The latter image was parodied in a painting from Pompeii, in which Aeneas and
Ascanius have dog heads. This visual model was later appropriated in varieties of
public and private reliefs to make a range of pointed comparisons, some encomiastic
and others clearly polemical (for instance when early Christian art appropriated the
motif of Anchises, Aeneas and Ascanius for the triumphant Hebrews escaping
Egyptian persecution after crossing the Red Sea (Elsner 2011)). Rather than
separating out global from local cultural productions, then, it seems preferable to
envisage a series of different kinds of cultural play between universal and local
identities, broad identities and minority ones – play through which the empire found
more of a unity than in any pretended cultural homogeneity.
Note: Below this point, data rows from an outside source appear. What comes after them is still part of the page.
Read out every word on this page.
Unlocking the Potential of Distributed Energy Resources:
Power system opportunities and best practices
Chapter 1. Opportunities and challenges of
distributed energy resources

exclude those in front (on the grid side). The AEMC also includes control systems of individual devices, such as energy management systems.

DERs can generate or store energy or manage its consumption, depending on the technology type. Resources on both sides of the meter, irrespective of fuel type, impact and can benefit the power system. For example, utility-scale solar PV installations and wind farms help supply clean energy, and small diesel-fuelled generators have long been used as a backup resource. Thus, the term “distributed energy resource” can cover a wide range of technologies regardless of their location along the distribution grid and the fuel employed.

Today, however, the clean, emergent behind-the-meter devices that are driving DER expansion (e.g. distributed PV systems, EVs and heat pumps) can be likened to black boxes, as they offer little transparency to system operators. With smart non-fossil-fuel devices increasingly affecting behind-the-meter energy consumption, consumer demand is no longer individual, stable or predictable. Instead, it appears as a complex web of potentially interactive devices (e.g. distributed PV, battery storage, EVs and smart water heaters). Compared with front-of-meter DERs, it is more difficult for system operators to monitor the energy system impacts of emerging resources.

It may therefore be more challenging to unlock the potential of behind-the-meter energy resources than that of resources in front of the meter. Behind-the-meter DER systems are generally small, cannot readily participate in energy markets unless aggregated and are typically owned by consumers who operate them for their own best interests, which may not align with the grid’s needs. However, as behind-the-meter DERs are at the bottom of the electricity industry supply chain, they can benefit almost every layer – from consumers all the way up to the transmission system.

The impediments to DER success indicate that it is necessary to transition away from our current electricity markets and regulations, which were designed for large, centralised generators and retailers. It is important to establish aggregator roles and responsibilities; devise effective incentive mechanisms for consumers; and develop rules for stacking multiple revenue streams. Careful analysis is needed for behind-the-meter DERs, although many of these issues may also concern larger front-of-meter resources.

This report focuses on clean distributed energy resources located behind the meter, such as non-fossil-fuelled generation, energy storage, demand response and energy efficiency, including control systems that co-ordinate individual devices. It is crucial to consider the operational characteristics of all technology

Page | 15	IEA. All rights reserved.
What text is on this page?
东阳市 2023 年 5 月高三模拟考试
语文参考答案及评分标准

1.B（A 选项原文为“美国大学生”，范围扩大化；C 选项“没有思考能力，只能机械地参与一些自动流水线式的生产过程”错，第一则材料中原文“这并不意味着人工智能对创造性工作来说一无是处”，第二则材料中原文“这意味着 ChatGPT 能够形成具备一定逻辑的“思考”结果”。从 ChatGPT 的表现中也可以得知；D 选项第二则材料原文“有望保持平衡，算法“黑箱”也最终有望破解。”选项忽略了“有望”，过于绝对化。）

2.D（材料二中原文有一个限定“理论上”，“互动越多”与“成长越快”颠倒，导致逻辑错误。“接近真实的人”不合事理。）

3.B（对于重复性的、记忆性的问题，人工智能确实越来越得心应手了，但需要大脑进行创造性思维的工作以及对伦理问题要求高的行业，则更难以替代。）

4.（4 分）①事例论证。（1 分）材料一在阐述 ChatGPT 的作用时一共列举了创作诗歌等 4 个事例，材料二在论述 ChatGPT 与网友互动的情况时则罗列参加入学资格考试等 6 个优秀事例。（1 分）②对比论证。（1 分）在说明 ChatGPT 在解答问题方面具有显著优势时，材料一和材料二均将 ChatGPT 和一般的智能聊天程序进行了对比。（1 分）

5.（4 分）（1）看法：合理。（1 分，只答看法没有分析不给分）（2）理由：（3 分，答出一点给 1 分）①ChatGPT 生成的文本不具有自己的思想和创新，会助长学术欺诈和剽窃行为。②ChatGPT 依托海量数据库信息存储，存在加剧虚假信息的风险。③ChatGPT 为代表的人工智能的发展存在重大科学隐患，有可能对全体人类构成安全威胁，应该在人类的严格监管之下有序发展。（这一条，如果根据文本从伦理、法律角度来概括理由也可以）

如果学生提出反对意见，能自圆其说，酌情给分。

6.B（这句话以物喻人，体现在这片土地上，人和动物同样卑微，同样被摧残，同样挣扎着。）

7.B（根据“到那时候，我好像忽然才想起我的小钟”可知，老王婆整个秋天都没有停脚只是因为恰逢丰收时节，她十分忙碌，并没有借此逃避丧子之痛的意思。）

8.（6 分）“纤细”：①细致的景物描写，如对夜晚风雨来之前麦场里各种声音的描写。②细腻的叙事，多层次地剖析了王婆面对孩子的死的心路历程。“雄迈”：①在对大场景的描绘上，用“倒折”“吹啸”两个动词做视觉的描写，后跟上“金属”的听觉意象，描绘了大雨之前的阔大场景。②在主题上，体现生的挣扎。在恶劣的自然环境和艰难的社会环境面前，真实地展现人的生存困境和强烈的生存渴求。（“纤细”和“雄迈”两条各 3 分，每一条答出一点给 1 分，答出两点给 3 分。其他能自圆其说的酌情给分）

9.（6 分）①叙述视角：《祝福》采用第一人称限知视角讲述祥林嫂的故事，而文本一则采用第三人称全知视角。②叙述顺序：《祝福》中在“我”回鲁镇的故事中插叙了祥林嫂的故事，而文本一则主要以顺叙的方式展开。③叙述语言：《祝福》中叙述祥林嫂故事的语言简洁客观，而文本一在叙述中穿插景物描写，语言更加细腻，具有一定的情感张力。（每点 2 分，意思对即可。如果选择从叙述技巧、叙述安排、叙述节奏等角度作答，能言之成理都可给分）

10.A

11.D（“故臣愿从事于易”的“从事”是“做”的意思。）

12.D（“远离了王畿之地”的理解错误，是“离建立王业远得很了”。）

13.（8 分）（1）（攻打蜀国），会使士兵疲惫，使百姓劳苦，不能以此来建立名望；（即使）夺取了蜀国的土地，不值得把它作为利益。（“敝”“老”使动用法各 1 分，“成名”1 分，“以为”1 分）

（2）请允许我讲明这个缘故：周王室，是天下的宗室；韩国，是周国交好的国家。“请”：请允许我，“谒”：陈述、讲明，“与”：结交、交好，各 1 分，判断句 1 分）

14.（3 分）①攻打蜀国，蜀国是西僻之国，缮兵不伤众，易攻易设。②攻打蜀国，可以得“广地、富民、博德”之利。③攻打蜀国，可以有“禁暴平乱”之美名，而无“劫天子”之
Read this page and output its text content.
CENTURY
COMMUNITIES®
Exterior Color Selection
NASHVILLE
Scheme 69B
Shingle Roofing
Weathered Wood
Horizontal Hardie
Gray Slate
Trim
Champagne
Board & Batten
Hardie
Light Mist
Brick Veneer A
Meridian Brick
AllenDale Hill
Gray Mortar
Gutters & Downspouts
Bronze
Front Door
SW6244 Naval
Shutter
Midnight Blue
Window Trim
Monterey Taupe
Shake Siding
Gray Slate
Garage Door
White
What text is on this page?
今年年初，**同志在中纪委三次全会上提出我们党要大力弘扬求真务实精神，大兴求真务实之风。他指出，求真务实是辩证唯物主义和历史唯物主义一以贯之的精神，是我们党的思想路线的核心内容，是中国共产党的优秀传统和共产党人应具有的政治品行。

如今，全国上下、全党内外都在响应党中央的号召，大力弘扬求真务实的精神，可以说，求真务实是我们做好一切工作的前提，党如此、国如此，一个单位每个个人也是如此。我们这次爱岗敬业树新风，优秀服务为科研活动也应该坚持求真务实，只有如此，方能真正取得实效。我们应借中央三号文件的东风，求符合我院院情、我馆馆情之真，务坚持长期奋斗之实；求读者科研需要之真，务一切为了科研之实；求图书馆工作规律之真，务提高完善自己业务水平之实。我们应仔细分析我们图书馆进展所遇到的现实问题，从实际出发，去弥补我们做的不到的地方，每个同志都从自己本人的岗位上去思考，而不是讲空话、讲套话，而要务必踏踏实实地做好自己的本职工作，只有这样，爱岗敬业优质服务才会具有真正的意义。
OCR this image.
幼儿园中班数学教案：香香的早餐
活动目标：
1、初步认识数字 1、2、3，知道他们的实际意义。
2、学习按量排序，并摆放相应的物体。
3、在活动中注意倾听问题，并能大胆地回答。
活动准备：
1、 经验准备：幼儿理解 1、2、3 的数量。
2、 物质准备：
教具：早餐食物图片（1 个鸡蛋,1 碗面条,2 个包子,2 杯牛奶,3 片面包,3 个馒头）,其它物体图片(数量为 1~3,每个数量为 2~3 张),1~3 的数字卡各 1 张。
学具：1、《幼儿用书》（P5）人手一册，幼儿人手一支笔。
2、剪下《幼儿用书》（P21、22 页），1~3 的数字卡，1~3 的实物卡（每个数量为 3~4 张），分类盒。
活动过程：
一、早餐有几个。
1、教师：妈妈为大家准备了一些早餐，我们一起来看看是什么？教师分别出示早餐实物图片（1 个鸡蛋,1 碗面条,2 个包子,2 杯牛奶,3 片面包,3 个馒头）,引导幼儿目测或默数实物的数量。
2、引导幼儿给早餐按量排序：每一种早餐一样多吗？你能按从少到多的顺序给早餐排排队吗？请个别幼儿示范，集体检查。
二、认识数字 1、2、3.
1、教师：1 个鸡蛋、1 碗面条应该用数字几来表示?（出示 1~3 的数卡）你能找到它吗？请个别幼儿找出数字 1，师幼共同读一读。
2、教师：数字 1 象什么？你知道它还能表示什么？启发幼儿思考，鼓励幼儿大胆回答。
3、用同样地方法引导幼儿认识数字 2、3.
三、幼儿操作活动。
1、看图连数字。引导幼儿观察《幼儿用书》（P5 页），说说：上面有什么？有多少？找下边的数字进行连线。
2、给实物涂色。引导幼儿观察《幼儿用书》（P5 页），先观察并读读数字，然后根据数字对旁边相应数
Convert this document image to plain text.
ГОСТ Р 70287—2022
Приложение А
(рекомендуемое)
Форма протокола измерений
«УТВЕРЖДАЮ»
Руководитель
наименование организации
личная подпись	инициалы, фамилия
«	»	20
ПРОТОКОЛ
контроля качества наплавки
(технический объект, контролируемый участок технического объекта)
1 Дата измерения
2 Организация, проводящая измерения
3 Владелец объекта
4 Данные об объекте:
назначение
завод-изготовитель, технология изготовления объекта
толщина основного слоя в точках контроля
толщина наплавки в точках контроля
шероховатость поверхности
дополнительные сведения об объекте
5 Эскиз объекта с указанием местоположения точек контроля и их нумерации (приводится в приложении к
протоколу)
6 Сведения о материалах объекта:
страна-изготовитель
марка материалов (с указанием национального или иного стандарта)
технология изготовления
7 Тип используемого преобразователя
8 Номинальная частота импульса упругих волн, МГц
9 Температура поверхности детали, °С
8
There is, to be sure, a danger in taking the fact of empire as the master reference
point for cultural production. An interest in post- colonial reading of Roman cultural
life has, paradoxically, accentuated the trend to understand the literary and artistic
cultural production primarily in terms of its imperial situation. But when we turn to
kinds of cultural action that were not controlled by local elites, the imperial frame is
not always so evident. A good example is the great body of Jewish writing produced
in the period across a diaspora that stretched from Italy (at least) in the west to
Babylonia in the east, that is beyond and across political borders. Some of this was
in Greek, like Josephus’ historical writing and Philo’s unusual blend of Greek
philosophy and Jewish tradition (Berthelot 2011). But the Mishnah, composed in
Hebrew, and the Talmud, composed partly in Hebrew, partly in varieties of Aramaic,
show relatively little engagement with the Roman (or indeed the Persian) empire
(Ben-Eliyahu, Cohn, and Millar 2013). Perhaps other diasporas, including that of the
Greeks, should be considered in the same way, as might be the spread of new religious
cults, such as Christianity and Manichaeism, which both had vibrant lives in the
Parthian/Sasanian world as well as the Roman. Was there anything imperial about
imperial Greek epigram or the prose romance in both Greek and Latin beyond the
period of its composition? Do historicist readings of Flavian epic risk overestimating
one context (the political) at the expense of others (games of literary appropriation,
tacit notions of gender, competitions for cultural esteem, to name but a few)? Many
of the cultural forms created during the Principate had long afterlives not only in late
antiquity but beyond the fragmentation of the empire, just as some had roots long
before its creation. For some kinds of cultural activity the Roman empire was an
incidental, rather than a determining, context.